The latter move is particularly troubling for Washington, as it challenges two layers of Western domination of the Middle East: one which followed the Sykes-Picot agreement in 1916—thus dividing the region into subregions under Western "protection" and influence—and the other which resulted from the U.S.-NATO
invasion of Iraq. With massive political sway, an ever-growing military presence, and a weaponized U.S. currency, Washington had dominated the Middle East with no serious competition for many years. This is no longer the case.
The fight over Sudan by outside parties is essentially a turf war due to Sudan's unparalleled geopolitical location.
For years, Russia and China have been staking claims in the region, though using mechanisms that are wholly removed from the Western style of old colonialism and neocolonialism. While the Russians tapped into their long Soviet tradition of cooperation, the Chinese resorted to a more ancient history of friendly trade and cultural exchanges.

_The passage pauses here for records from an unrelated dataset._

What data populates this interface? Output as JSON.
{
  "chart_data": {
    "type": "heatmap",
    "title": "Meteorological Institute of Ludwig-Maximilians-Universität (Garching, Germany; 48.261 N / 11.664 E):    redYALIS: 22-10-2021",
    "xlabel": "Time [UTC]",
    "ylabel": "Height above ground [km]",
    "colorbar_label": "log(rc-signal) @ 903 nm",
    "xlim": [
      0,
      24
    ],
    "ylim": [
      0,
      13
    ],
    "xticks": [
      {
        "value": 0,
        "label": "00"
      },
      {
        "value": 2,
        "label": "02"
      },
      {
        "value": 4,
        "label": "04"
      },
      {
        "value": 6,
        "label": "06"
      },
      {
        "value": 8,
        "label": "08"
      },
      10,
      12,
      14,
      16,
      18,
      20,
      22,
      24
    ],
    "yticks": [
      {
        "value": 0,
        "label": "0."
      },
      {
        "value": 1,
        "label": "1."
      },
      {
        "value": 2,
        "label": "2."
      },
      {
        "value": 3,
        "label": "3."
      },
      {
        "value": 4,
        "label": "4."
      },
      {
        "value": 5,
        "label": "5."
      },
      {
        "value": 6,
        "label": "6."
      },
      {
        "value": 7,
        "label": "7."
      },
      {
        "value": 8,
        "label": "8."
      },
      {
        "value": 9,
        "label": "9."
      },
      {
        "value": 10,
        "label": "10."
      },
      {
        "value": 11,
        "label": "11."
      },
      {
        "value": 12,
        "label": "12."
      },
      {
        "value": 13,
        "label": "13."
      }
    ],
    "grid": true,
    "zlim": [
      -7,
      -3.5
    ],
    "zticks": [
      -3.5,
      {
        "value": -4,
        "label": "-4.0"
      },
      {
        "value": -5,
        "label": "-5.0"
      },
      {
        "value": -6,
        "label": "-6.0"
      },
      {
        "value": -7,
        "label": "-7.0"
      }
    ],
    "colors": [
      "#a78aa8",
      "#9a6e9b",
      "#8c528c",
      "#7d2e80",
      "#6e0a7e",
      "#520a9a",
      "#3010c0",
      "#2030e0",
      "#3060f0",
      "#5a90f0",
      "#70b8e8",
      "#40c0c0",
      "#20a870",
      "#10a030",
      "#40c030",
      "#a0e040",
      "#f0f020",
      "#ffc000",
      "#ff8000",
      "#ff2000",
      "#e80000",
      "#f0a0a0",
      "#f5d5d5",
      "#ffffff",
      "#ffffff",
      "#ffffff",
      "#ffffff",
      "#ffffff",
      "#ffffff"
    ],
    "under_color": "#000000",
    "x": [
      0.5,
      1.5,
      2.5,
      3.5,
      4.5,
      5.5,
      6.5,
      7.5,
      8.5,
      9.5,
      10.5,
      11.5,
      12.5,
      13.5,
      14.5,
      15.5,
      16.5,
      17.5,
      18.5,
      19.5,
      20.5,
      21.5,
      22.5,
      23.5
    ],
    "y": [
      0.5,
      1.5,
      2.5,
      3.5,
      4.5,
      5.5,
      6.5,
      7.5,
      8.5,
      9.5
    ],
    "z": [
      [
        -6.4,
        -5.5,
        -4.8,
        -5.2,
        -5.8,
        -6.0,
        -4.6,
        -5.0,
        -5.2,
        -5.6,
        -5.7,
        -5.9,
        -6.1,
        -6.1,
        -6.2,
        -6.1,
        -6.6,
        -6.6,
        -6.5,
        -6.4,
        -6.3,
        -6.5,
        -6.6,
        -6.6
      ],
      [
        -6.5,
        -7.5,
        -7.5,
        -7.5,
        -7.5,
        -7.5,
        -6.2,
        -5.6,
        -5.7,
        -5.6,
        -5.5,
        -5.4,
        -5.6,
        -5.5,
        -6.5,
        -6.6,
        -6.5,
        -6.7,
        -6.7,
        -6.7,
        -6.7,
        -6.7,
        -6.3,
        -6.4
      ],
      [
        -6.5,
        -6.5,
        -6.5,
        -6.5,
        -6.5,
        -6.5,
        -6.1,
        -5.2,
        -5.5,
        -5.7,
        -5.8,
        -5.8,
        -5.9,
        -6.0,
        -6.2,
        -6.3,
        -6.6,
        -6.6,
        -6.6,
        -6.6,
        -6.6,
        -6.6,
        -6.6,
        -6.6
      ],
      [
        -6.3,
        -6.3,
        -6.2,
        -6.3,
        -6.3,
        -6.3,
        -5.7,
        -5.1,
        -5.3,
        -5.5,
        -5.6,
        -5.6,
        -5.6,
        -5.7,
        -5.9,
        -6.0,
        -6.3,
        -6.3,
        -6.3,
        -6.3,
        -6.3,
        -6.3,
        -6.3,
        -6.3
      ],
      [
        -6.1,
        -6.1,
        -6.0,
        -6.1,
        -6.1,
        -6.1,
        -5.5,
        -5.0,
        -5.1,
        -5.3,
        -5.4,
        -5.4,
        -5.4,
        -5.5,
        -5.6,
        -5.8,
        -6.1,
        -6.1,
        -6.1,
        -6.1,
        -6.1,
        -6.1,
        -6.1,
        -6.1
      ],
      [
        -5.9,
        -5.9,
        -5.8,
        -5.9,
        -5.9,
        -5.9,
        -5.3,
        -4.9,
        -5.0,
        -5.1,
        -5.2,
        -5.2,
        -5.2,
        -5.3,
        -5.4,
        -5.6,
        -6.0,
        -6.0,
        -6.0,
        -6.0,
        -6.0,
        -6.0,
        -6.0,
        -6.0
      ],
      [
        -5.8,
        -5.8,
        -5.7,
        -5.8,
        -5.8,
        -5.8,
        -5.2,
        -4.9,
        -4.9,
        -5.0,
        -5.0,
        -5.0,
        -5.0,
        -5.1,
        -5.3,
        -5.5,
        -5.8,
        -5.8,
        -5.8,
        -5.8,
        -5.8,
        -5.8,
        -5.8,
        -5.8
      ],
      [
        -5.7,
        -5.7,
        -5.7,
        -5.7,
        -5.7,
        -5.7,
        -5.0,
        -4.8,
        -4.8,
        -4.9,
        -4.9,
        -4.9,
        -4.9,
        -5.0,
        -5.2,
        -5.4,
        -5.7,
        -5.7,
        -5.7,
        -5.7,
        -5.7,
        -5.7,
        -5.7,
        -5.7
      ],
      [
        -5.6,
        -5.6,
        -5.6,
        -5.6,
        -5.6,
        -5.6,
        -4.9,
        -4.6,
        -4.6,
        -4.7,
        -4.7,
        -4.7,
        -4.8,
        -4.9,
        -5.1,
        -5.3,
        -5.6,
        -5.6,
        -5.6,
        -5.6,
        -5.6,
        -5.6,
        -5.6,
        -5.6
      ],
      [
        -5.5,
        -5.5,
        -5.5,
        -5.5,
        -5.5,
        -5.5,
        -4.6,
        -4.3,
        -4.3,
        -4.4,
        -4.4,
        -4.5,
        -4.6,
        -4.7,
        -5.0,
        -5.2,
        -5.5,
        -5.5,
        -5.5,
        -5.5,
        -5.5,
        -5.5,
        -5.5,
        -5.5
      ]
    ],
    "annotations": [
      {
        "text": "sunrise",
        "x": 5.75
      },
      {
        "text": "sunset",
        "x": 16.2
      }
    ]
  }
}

Now that Beijing has developed a more candid and unapologetic approach to foreign policy, China's status as a new superpower shall demonstrate its effectiveness in the Middle East in unprecedented ways. In fact, it already has. The recent
Iran-Saudi Accords was a tremendous achievement for the new politically oriented China, but the road ahead is still very challenging, as the region is rife with foreign contenders and old and new conflicts. For China to succeed, it must present itself as a new and better model, to be contrasted with Western exploitation and violence.
But China does not hold all the keys, as the U.S. and its Western and regional allies continue to hold significant influence. For example, the UAE is
emerging as a powerful player in the current war in Sudan.
What is certain is that the consequences of the current fight for resources, influence, and domination are likely to lead to smaller, though bloody, conflicts, especially in countries that are politically and socially unstable. Sudan fits perfectly into this category, which makes its current war particularly alarming.
Although much has been said and written about Sudan's gold, agriculture potential, and massive wealth of raw materials, the fight over Sudan by outside parties is essentially a turf war due to Sudan's unparalleled geopolitical location. Egypt, Ethiopia, UAE, Israel, and others are all keen to emerge winners in the ongoing war. Russia is monitoring the situation closely from its various African bases. The U.S., Britain, and France are wary of the dire consequences of direct intervention and the equally costly price of no intervention at all. China is still gauging the challenges and opportunities.
The outcome of the bloody Sudan war is likely to redefine not only Sudan's own political balances but the power relations of the whole region as well.